What happens when hardware tries to draw more power than power supply can provide

powerpower supply

As far as I understand, computers don't always draw the same amount of power from the power supply all the time. There are times when hard drives are on standby and not using as much as when they're spinning and graphics cards save power when not fully utilized.

What happens when, for example, you have 100 hard drives installed in a desktop tower (or a server rack) with let's say 1000 watt PSU, and they're all on standby, and then suddenly some process accesses all of the hard drives and spins them up, drawing more power than PSU can give?

Is there some signal that hard drives send when they think they're not getting enough power? Or does each individual hardware piece ask the PSU if it can provide it X watts of power, and it may say "no, I don't have that available"? Does the motherboard decide if it can negotiate this power request and safely avoid sudden power loss and instant shutdown? Or is the standard protocol in this case to drop dead without trying to avoid this problem?

From my experience with my desktop and a few hard drives and a low power 350W PSU, it would instantly shut down if 5 hard drives were all trying to spin up at the same time. Nothing bad happened, fortunately, but I'd like to know if instant shutdown is an expected and planned reaction of hardware pieces, or just the motherboard (or PSU) freaking out and disabling everything unexpectedly.

To clarify my question: What I'm interested in is why the common result is system shutdown instead of a safe denial of power to the device which would overload the system? USB power management protects against such a scenario, so why doesn't SATA/Molex power cable management logic not have this (or if it does, why it so commonly fails)?


Update after seeing some answers: I'm really surprised there isn't some sort of power management logic built into PSUs like motherboards have for managing USB power distribution. That's what I got from the answers so far. If you know something that says otherwise, please share as an answer.

Best Answer

From an electronics standpoint, once the current drawn from a supply exceeds the supply capacity then the output voltage will suddenly drop. The electronics that requires a particular voltage to work will simply turn off. This is effectively a power brownout.

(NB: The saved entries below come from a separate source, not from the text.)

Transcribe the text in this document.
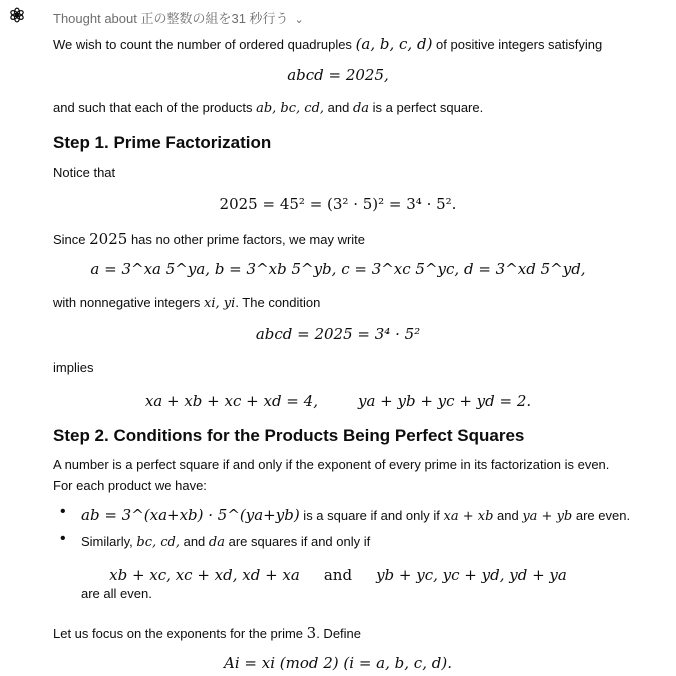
Thought about 正の整数の組を31 秒行う ⌄
We wish to count the number of ordered quadruples (a, b, c, d) of positive integers satisfying
abcd = 2025,
and such that each of the products ab, bc, cd, and da is a perfect square.
Step 1. Prime Factorization
Notice that
2025 = 45² = (3² · 5)² = 3⁴ · 5².
Since 2025 has no other prime factors, we may write
a = 3^xa 5^ya, b = 3^xb 5^yb, c = 3^xc 5^yc, d = 3^xd 5^yd,
with nonnegative integers xi, yi. The condition
abcd = 2025 = 3⁴ · 5²
implies
xa + xb + xc + xd = 4,	ya + yb + yc + yd = 2.
Step 2. Conditions for the Products Being Perfect Squares
A number is a perfect square if and only if the exponent of every prime in its factorization is even.
For each product we have:
• ab = 3^(xa+xb) · 5^(ya+yb) is a square if and only if xa + xb and ya + yb are even.
• Similarly, bc, cd, and da are squares if and only if
xb + xc, xc + xd, xd + xa and yb + yc, yc + yd, yd + ya
are all even.
Let us focus on the exponents for the prime 3. Define
Ai = xi (mod 2) (i = a, b, c, d).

In the best case, the power supply detects this overload condition and holds itself off for some period of time or tests to see if the load is still there in a safe fashion, holding the power output off until the load is gone.

In the worst case the power supply goes into constant turn-on and brownout cycles and potentially kills itself or one or more of the devices connected.

There is no provision for devices to "request" more power from a power supply except in intelligent devices like USB where power availability was a concern to begin with. A system power supply has absolutely no intelligent electronics.